Hadiya Pendleton. Ms. Pendleton’s death became a symbol for a different element of gun violence — urban youth, caught in the wrong place or wrong time, and often overlooked or quickly forgotten. Ms. Pendleton, a student at King College Prep High School, was shot on January 29, 2013 as she sat after school in a park (about a mile from President Obama’s Chicago home) with friends — a group that the police say were probably mistakenly swept up in the cross-fire of a gang fight. Guns, shootings and violence in the streets are a daily topic in Chicago. Unfortunately, Ms. Pendleton is one of many young lives lost. Civic leaders, the Mayor, other government officials and Chicago Police are looking for innovative ways to help get kids off the street, thus removing guns from their hands, and preventing the senseless loss of our youth.
There may be a glimmer of hope, thanks to the Youth Led Tech program, which was piloted this summer, as a partnership between Smart Chicago Collaborative, Get IN Chicago and Microsoft.

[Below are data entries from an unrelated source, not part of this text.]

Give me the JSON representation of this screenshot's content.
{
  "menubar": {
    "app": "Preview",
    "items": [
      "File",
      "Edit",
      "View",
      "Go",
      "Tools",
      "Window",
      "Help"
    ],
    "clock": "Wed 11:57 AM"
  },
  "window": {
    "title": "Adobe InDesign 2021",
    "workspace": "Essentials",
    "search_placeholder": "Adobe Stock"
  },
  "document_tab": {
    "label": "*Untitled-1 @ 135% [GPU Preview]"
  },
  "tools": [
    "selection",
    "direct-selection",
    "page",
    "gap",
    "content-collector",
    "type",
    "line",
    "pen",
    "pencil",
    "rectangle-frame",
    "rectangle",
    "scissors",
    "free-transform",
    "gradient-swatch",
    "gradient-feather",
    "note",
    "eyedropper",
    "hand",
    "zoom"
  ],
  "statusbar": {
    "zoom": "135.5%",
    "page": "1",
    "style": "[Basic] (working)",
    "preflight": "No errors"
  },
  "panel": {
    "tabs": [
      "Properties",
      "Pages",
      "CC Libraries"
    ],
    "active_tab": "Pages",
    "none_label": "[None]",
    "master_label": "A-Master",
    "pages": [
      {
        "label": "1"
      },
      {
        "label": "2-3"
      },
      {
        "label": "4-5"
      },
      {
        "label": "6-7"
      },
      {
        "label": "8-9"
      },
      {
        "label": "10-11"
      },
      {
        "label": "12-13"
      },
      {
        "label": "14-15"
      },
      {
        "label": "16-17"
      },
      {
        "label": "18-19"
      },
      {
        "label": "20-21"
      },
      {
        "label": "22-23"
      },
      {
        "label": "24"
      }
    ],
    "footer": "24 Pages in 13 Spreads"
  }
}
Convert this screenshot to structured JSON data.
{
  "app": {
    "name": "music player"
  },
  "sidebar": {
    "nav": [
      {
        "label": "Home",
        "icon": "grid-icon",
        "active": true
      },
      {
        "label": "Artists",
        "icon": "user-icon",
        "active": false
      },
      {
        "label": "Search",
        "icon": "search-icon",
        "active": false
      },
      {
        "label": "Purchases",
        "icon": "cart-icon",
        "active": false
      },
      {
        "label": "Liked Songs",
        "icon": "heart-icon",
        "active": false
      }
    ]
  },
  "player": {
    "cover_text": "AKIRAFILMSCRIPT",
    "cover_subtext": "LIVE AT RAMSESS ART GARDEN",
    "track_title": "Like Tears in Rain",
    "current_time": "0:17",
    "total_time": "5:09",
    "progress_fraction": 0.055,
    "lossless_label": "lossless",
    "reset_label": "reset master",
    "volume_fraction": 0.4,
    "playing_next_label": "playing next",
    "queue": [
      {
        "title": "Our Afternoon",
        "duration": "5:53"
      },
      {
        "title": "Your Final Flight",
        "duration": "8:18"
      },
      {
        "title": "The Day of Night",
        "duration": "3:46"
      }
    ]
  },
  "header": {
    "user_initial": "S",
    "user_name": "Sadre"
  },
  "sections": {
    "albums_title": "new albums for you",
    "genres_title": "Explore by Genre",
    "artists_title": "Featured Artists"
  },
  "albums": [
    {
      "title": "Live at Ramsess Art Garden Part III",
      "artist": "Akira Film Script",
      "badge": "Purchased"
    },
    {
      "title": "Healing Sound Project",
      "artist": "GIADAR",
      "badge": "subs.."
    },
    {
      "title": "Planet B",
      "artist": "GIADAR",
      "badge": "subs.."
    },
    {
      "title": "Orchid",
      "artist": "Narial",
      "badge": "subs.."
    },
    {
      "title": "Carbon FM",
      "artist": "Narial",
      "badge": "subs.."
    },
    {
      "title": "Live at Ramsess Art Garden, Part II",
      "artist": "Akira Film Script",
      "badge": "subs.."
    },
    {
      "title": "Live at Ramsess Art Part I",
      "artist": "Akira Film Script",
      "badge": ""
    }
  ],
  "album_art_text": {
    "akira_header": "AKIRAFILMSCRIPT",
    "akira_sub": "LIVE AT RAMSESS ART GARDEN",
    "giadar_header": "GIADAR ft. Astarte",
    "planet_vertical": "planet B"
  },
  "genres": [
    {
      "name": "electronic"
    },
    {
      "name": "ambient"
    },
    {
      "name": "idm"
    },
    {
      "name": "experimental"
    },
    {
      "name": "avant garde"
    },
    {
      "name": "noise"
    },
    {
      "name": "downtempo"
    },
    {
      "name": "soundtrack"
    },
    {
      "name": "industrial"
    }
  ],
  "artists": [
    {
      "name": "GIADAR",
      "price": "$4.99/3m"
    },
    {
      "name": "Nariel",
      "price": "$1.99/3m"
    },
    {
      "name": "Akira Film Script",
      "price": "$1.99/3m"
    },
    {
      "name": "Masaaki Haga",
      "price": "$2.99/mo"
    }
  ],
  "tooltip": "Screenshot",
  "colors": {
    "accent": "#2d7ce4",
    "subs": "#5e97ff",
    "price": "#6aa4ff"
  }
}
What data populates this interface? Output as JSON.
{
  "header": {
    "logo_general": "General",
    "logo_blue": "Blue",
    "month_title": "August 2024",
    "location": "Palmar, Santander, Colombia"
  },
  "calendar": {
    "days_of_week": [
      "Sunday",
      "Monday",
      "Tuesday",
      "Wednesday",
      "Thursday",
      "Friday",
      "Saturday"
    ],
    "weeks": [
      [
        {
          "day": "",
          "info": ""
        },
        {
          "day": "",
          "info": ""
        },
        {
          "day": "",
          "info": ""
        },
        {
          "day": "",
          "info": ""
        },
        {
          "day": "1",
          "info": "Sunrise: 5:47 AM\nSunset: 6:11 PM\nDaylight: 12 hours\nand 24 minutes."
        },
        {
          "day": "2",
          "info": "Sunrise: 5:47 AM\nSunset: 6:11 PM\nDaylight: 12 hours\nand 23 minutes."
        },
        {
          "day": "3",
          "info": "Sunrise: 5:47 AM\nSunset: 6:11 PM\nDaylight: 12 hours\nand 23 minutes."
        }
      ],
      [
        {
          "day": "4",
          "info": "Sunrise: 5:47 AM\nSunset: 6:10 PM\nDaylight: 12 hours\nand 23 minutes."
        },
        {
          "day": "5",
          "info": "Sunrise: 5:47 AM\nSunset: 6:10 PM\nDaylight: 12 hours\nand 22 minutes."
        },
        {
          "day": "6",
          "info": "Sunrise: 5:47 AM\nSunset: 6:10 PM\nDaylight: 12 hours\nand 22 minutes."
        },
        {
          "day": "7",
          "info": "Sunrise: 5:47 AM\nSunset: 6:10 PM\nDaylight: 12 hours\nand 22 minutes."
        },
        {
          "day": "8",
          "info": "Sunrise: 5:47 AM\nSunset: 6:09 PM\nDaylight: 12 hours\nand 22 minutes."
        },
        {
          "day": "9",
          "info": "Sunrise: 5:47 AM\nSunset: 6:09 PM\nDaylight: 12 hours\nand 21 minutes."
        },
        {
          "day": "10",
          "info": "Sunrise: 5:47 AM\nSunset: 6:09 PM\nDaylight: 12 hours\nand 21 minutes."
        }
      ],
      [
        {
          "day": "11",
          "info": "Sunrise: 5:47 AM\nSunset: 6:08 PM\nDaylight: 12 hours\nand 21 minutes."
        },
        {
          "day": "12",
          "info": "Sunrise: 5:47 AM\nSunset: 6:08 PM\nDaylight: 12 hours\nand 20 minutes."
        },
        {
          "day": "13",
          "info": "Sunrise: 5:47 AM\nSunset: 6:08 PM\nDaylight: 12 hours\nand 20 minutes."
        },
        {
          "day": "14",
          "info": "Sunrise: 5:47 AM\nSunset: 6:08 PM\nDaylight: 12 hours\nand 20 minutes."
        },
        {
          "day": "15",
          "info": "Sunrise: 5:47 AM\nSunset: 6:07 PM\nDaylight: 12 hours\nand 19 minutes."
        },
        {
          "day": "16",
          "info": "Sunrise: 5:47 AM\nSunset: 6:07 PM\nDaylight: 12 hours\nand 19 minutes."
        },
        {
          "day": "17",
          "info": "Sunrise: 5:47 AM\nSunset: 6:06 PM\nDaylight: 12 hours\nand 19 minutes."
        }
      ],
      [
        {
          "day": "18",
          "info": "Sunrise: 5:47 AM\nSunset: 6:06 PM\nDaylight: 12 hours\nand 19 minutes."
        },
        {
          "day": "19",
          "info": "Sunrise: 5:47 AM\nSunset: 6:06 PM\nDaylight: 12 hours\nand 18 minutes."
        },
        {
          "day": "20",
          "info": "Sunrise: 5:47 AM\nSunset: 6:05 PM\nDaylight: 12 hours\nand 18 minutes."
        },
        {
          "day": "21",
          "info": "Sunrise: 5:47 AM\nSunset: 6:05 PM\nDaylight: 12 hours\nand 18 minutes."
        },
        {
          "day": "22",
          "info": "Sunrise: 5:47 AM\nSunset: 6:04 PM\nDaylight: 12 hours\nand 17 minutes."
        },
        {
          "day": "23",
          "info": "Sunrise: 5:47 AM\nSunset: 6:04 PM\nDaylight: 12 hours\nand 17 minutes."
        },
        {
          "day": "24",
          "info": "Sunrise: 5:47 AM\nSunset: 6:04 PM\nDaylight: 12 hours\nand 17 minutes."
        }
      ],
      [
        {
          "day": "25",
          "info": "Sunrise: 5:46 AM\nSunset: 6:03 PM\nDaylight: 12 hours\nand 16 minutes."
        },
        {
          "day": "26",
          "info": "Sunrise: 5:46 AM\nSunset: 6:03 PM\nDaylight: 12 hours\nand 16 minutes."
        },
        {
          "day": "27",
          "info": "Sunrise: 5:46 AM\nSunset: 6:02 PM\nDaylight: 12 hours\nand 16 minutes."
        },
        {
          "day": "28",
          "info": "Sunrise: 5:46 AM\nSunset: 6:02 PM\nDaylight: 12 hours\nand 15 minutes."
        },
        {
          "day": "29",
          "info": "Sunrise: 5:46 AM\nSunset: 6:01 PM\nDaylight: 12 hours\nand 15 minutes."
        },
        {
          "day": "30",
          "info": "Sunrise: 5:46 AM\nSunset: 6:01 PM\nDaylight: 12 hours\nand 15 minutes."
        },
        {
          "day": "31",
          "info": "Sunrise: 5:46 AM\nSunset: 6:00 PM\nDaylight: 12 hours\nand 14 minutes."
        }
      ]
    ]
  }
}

Get IN Chicago is our city’s only public-private partnership exclusively dedicated to reducing violence. Combining the strength of Chicago’s best leaders, organizations, and service providers, the goal of Get IN Chicago, is to leverage the power of our entire city to create collaborative, effective solutions. Get IN Chicago focuses on making our city safer in four ways: building up local organizations, funding successful programs, measuring and evaluating impact, and continuously collaborating with the community. One such program that supports capacity building, technical assistance, and community empowerment initiatives is the Youth Led Tech program.
Over the past six weeks, 130 youth in five challenging neighborhoods, participated in digital skills classes and completed instructions and testing to achieve a certificate and a new ASUS Windows laptop. The idea is to teach technology in the areas that youth are most interested in—web design/building a website—and to exposure and tech them more about careers in tech. The goal is to provide the youth with marketable skills, along with new mentors and corporate contacts, so they can get a job or explore careers in tech.
Last week, Microsoft and Adam Hecktman had the honor of hosting this year’s class, parents and guardians, mentors and partners at the Microsoft Technology Center to celebrate the graduation and certificate program of the Youth Led Tech group. The large room was packed to celebrate what is possible, and what ought to be happening with Chicago’s youth. With great partnerships like Smart Chicago Collaborative and Get IN Chicago, and innovative approaches to providing workforce skills, we’ll be seeing fewer tragedies and more opportunity for Chicago’s youth.